Feigning Capgras Syndrome and Developmental Prosopagnosia: A Rare Case of Pediatric Factitious Disorder

Abstract

Background: Factitious Disorder is a condition included among psychiatric disorders, where symptoms are intentionally produced to seek medical attention. Its epidemiology, treatment, and outcome are largely unknown. Objective: To increase knowledge of the condition, we discuss a pediatric case where the patient feigned neuropsychiatric symptoms. Methods: A 15-year-old female adolescent presented with neuropsychiatric symptoms suggestive of rare conditions such as Delusional Misidentification Syndrome (i.e., Capgras and Fregoli syndromes) and Developmental Prosopagnosia as well as epileptic seizures. Results: When Delusional Misidentification Syndrome was suspected, she was treated with Risperidone. Due to suboptimal response, Alprazolam and Sertraline were added and then Risperidone was cross-titrated to Haloperidol.
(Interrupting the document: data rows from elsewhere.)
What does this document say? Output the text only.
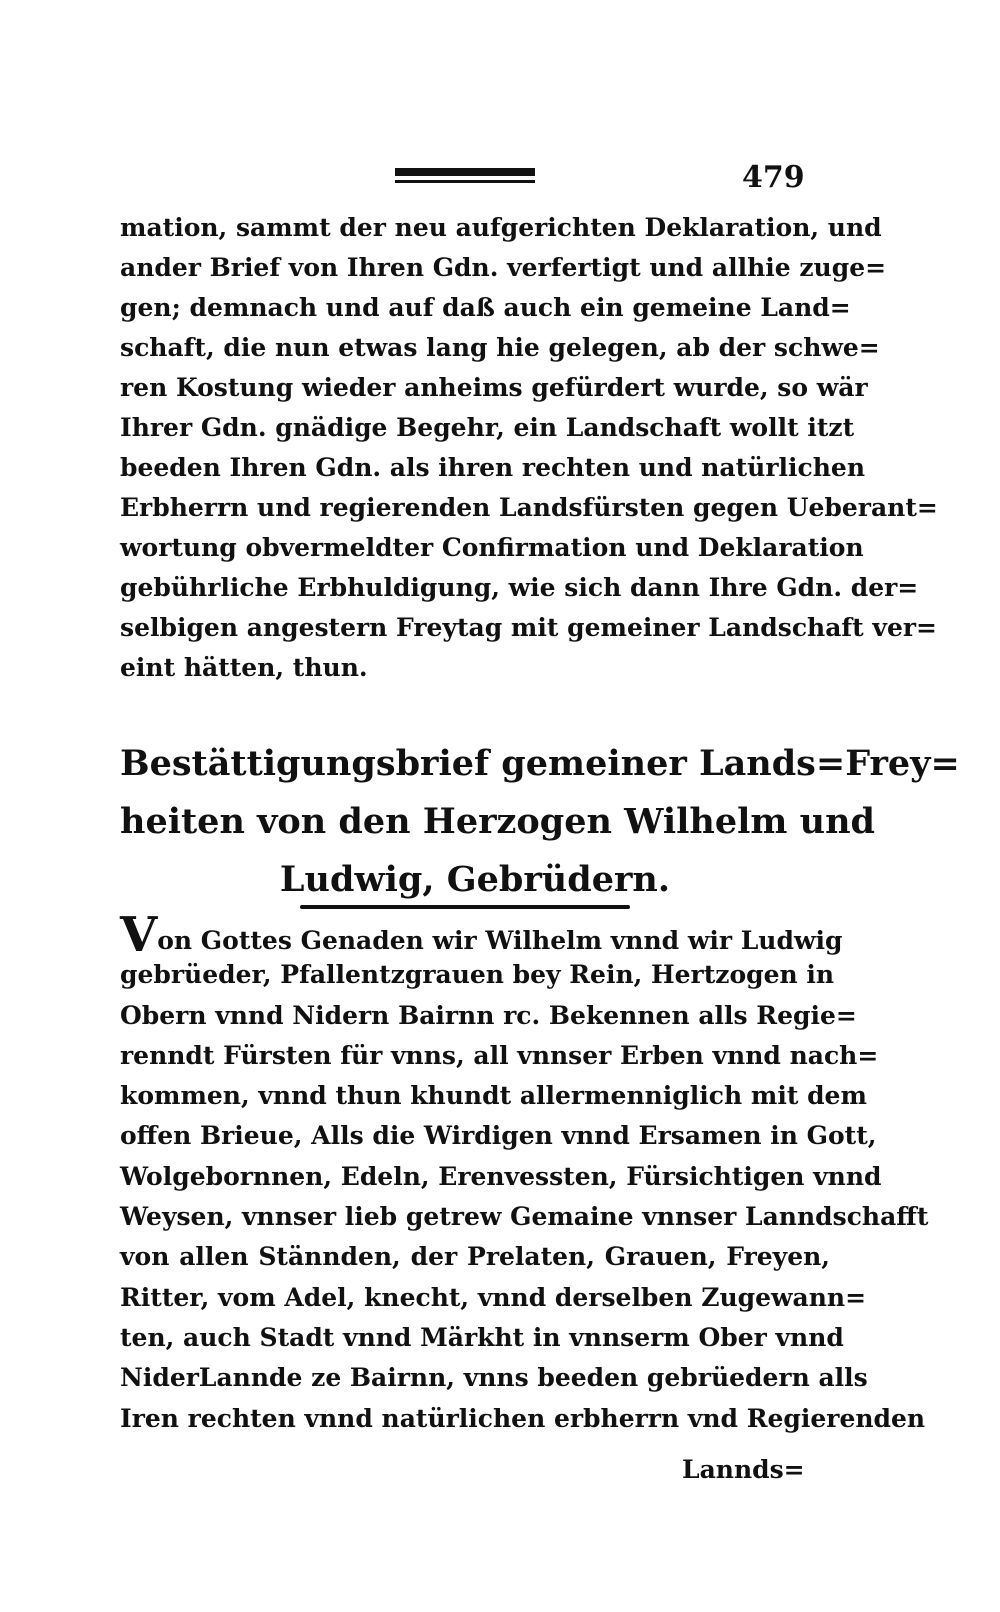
479
mation, sammt der neu aufgerichten Deklaration, und
ander Brief von Ihren Gdn. verfertigt und allhie zuge=
gen; demnach und auf daß auch ein gemeine Land=
schaft, die nun etwas lang hie gelegen, ab der schwe=
ren Kostung wieder anheims gefürdert wurde, so wär
Ihrer Gdn. gnädige Begehr, ein Landschaft wollt itzt
beeden Ihren Gdn. als ihren rechten und natürlichen
Erbherrn und regierenden Landsfürsten gegen Ueberant=
wortung obvermeldter Confirmation und Deklaration
gebührliche Erbhuldigung, wie sich dann Ihre Gdn. der=
selbigen angestern Freytag mit gemeiner Landschaft ver=
eint hätten, thun.
Bestättigungsbrief gemeiner Lands=Frey=
heiten von den Herzogen Wilhelm und
Ludwig, Gebrüdern.
Von Gottes Genaden wir Wilhelm vnnd wir Ludwig
gebrüeder, Pfallentzgrauen bey Rein, Hertzogen in
Obern vnnd Nidern Bairnn rc. Bekennen alls Regie=
renndt Fürsten für vnns, all vnnser Erben vnnd nach=
kommen, vnnd thun khundt allermenniglich mit dem
offen Brieue, Alls die Wirdigen vnnd Ersamen in Gott,
Wolgebornnen, Edeln, Erenvessten, Fürsichtigen vnnd
Weysen, vnnser lieb getrew Gemaine vnnser Lanndschafft
von allen Stännden, der Prelaten, Grauen, Freyen,
Ritter, vom Adel, knecht, vnnd derselben Zugewann=
ten, auch Stadt vnnd Märkht in vnnserm Ober vnnd
NiderLannde ze Bairnn, vnns beeden gebrüedern alls
Iren rechten vnnd natürlichen erbherrn vnd Regierenden
Lannds=
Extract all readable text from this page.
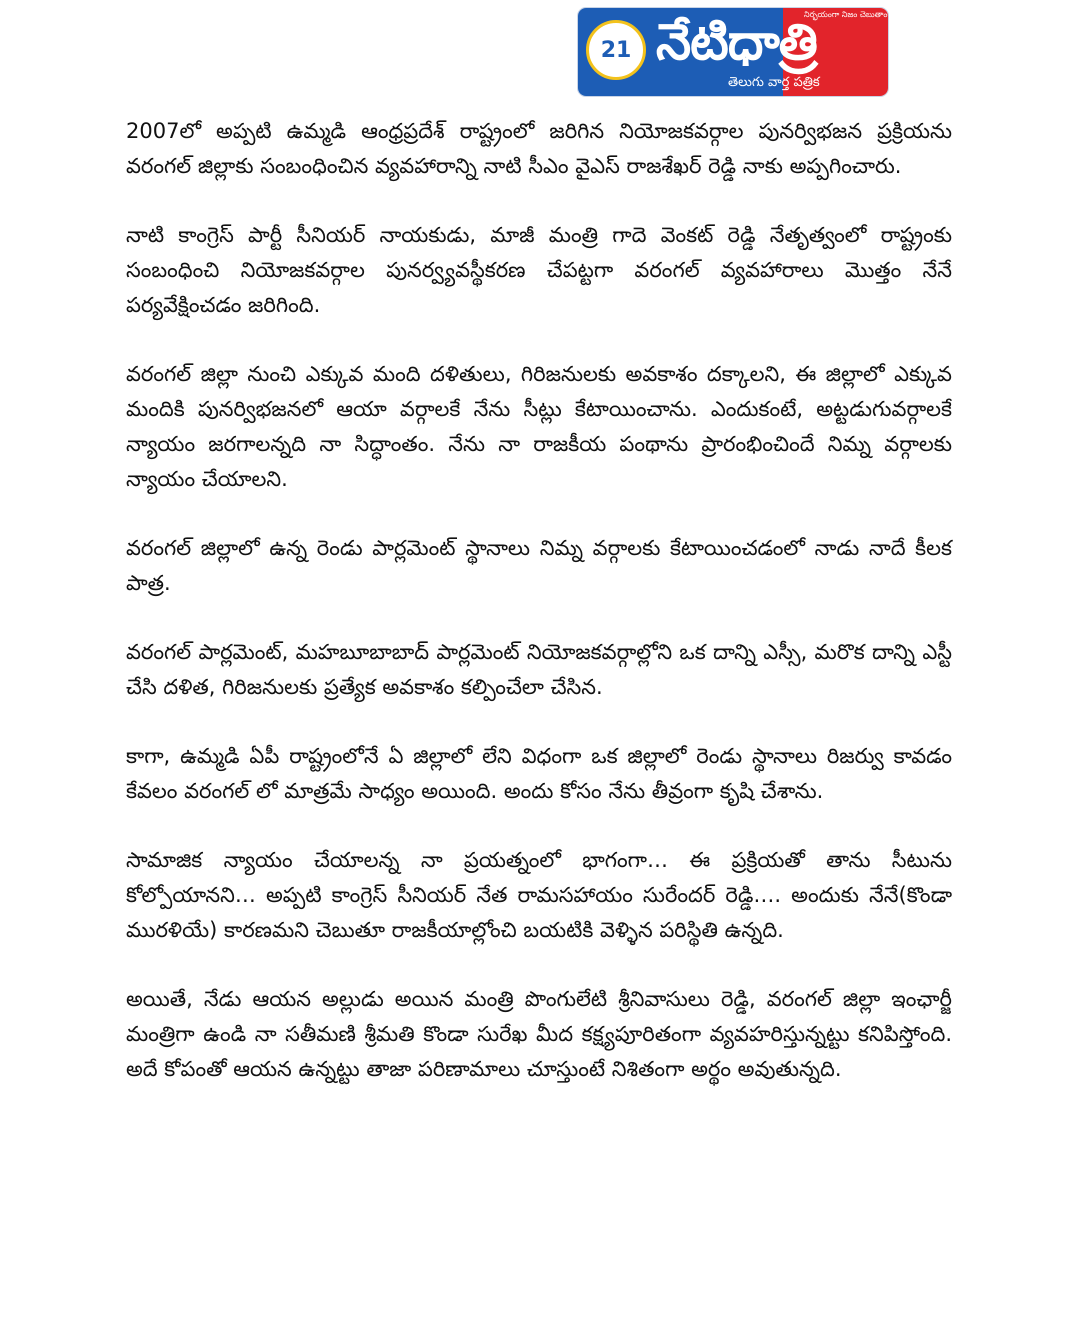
21 నేటిధాత్రి
నిర్భయంగా నిజం చెబుతాం
తెలుగు వార్త పత్రిక

2007లో అప్పటి ఉమ్మడి ఆంధ్రప్రదేశ్ రాష్ట్రంలో జరిగిన నియోజకవర్గాల పునర్విభజన ప్రక్రియను వరంగల్ జిల్లాకు సంబంధించిన వ్యవహారాన్ని నాటి సీఎం వైఎస్ రాజశేఖర్ రెడ్డి నాకు అప్పగించారు.

నాటి కాంగ్రెస్ పార్టీ సీనియర్ నాయకుడు, మాజీ మంత్రి గాదె వెంకట్ రెడ్డి నేతృత్వంలో రాష్ట్రంకు సంబంధించి నియోజకవర్గాల పునర్వ్యవస్థీకరణ చేపట్టగా వరంగల్ వ్యవహారాలు మొత్తం నేనే పర్యవేక్షించడం జరిగింది.

వరంగల్ జిల్లా నుంచి ఎక్కువ మంది దళితులు, గిరిజనులకు అవకాశం దక్కాలని, ఈ జిల్లాలో ఎక్కువ మందికి పునర్విభజనలో ఆయా వర్గాలకే నేను సీట్లు కేటాయించాను. ఎందుకంటే, అట్టడుగువర్గాలకే న్యాయం జరగాలన్నది నా సిద్ధాంతం. నేను నా రాజకీయ పంథాను ప్రారంభించిందే నిమ్న వర్గాలకు న్యాయం చేయాలని.

వరంగల్ జిల్లాలో ఉన్న రెండు పార్లమెంట్ స్థానాలు నిమ్న వర్గాలకు కేటాయించడంలో నాడు నాదే కీలక పాత్ర.

వరంగల్ పార్లమెంట్, మహబూబాబాద్ పార్లమెంట్ నియోజకవర్గాల్లోని ఒక దాన్ని ఎస్సీ, మరొక దాన్ని ఎస్టీ చేసి దళిత, గిరిజనులకు ప్రత్యేక అవకాశం కల్పించేలా చేసిన.

కాగా, ఉమ్మడి ఏపీ రాష్ట్రంలోనే ఏ జిల్లాలో లేని విధంగా ఒక జిల్లాలో రెండు స్థానాలు రిజర్వు కావడం కేవలం వరంగల్ లో మాత్రమే సాధ్యం అయింది. అందు కోసం నేను తీవ్రంగా కృషి చేశాను.

సామాజిక న్యాయం చేయాలన్న నా ప్రయత్నంలో భాగంగా… ఈ ప్రక్రియతో తాను సీటును కోల్పోయానని… అప్పటి కాంగ్రెస్ సీనియర్ నేత రామసహాయం సురేందర్ రెడ్డి…. అందుకు నేనే(కొండా మురళియే) కారణమని చెబుతూ రాజకీయాల్లోంచి బయటికి వెళ్ళిన పరిస్థితి ఉన్నది.

అయితే, నేడు ఆయన అల్లుడు అయిన మంత్రి పొంగులేటి శ్రీనివాసులు రెడ్డి, వరంగల్ జిల్లా ఇంఛార్జీ మంత్రిగా ఉండి నా సతీమణి శ్రీమతి కొండా సురేఖ మీద కక్ష్యపూరితంగా వ్యవహరిస్తున్నట్టు కనిపిస్తోంది. అదే కోపంతో ఆయన ఉన్నట్టు తాజా పరిణామాలు చూస్తుంటే నిశితంగా అర్థం అవుతున్నది.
The condition severity led to her admission to an inpatient Child and Adolescent Neuropsychiatry Unit. MRI scan and electroencephalographic recording were normal. The self- and parent-reported psychological assessment indicated several psychiatric symptoms. Instead, the clinician-administered Minnesota Multiphasic Personality Inventory-Adolescent and Structured Inventory of Malingered Symptomatology suggested a fake-bad profile and neuropsychiatric symptom simulation. Along with evidence of incongruent symptoms between the patient’s interviews, such investigations led to the diagnosis of Factitious Disorder. Psychopharmacological treatment was discontinued, and psychological support was offered to the patient and her parents. Conclusion: Increasing knowledge about Factitious Disorder is needed.